Reading through, I sometimes thought I appeared as Mr. Wonderful. And truly, in all confession, eight years ago, I was not all that wonderful.
Third. Most importantly, there were some brilliant expressions of love I wished she could have read. Who knows? Maybe she will. Or, maybe she does.
So, what happened?
In reality, people breathe their own work, their own life. And often times, in our world, one cannot sustain anything that one cannot make use of – relationships included. Often, a weaker personality gives way to the stronger. This dominant personality can work flawlessly in life’s macro-level. However, such divisiveness is not endearingly palatable at the micro-level. Thus, those eagerly willing to please initiates the downfall.

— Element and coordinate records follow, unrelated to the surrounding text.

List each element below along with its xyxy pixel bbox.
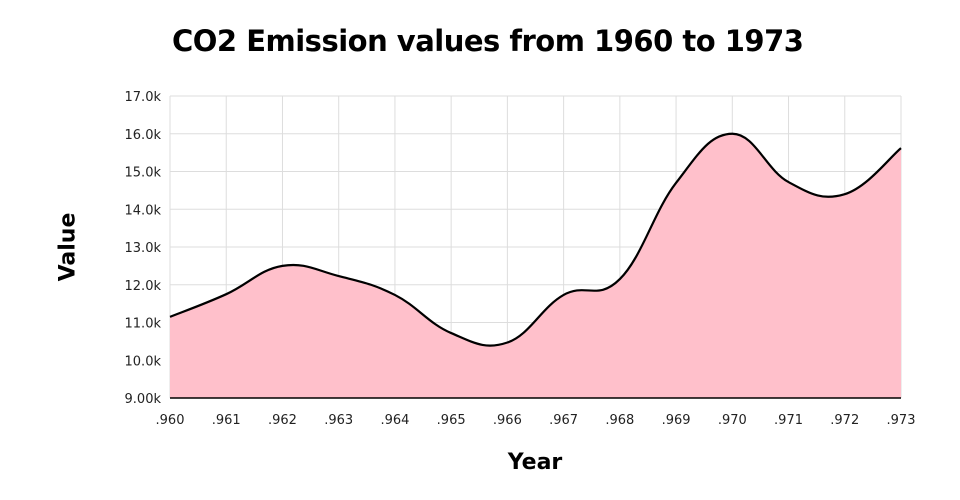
- y-tick-label: 12.0k: [125, 279, 162, 294]
- x-tick-label: .967: [549, 413, 578, 428]
- area-fill: [170, 133, 901, 399]
- series-line: [169, 132, 902, 347]
- x-tick-label: .970: [718, 413, 747, 428]
- x-tick-label: .965: [437, 413, 466, 428]
- plot-area: [169, 132, 902, 399]
- y-tick-label: 11.0k: [125, 317, 162, 332]
- y-tick-label: 15.0k: [125, 166, 162, 181]
- y-tick-label: 9.00k: [125, 392, 162, 407]
- y-tick-label: 14.0k: [125, 203, 162, 218]
- x-tick-label: .963: [324, 413, 353, 428]
- x-tick-label: .964: [380, 413, 409, 428]
- y-axis-ticks: 9.00k 10.0k 11.0k 12.0k 13.0k 14.0k 15.0k 16.0k…: [125, 90, 162, 407]
- chart-title: CO2 Emission values from 1960 to 1973: [172, 24, 804, 58]
- y-tick-label: 10.0k: [125, 354, 162, 369]
- x-tick-label: .966: [493, 413, 522, 428]
- x-tick-label: .961: [212, 413, 241, 428]
- x-axis-ticks: .960 .961 .962 .963 .964 .965 .966 .967 .968 .969…: [156, 413, 916, 428]
- x-tick-label: .968: [605, 413, 634, 428]
- x-axis-label: Year: [507, 450, 563, 475]
- x-tick-label: .971: [774, 413, 803, 428]
- y-tick-label: 17.0k: [125, 90, 162, 105]
- x-tick-label: .962: [268, 413, 297, 428]
- x-tick-label: .960: [156, 413, 185, 428]
- y-tick-label: 13.0k: [125, 241, 162, 256]
- x-tick-label: .973: [887, 413, 916, 428]
- x-tick-label: .969: [662, 413, 691, 428]
- x-tick-label: .972: [830, 413, 859, 428]
- y-tick-label: 16.0k: [125, 128, 162, 143]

Humans are complex beings. Each of us has inner conflicts, both with life and in our relationships. Truth be told, not every relationship works. Not every boy gets the girl. Not every girl gets the boy. Sometimes, you end up with someone else – someone better. As such, in her world, I know I would have been out of place.
The fact that I (maybe even we) still think of her (of each other) shows our relationship had some level of substance. And yet, like most sea-bearing Captain’s whose lost a love, I was too stupid to return to harbor, too fearful of sailing dry land. Yet, as I give way to nature, I accept that the extraordinary days of loving her will probably be my last. She could pierce my eyes, and cleanse my soul. I miss the beauty of her hair, its wave against gentle summer breezes and her radiant smile.
I recently visited the home I stayed in upstate New York during the Fall of 2010 and Winter of 2011. Looking past the Hudson River, up upon a Waxing Gibbous, I remembered the changes of fortune in both our lives, thinking of the many people who worked to make us whole, to return us to our inner home.
And … I wonder what tomorrow may bring.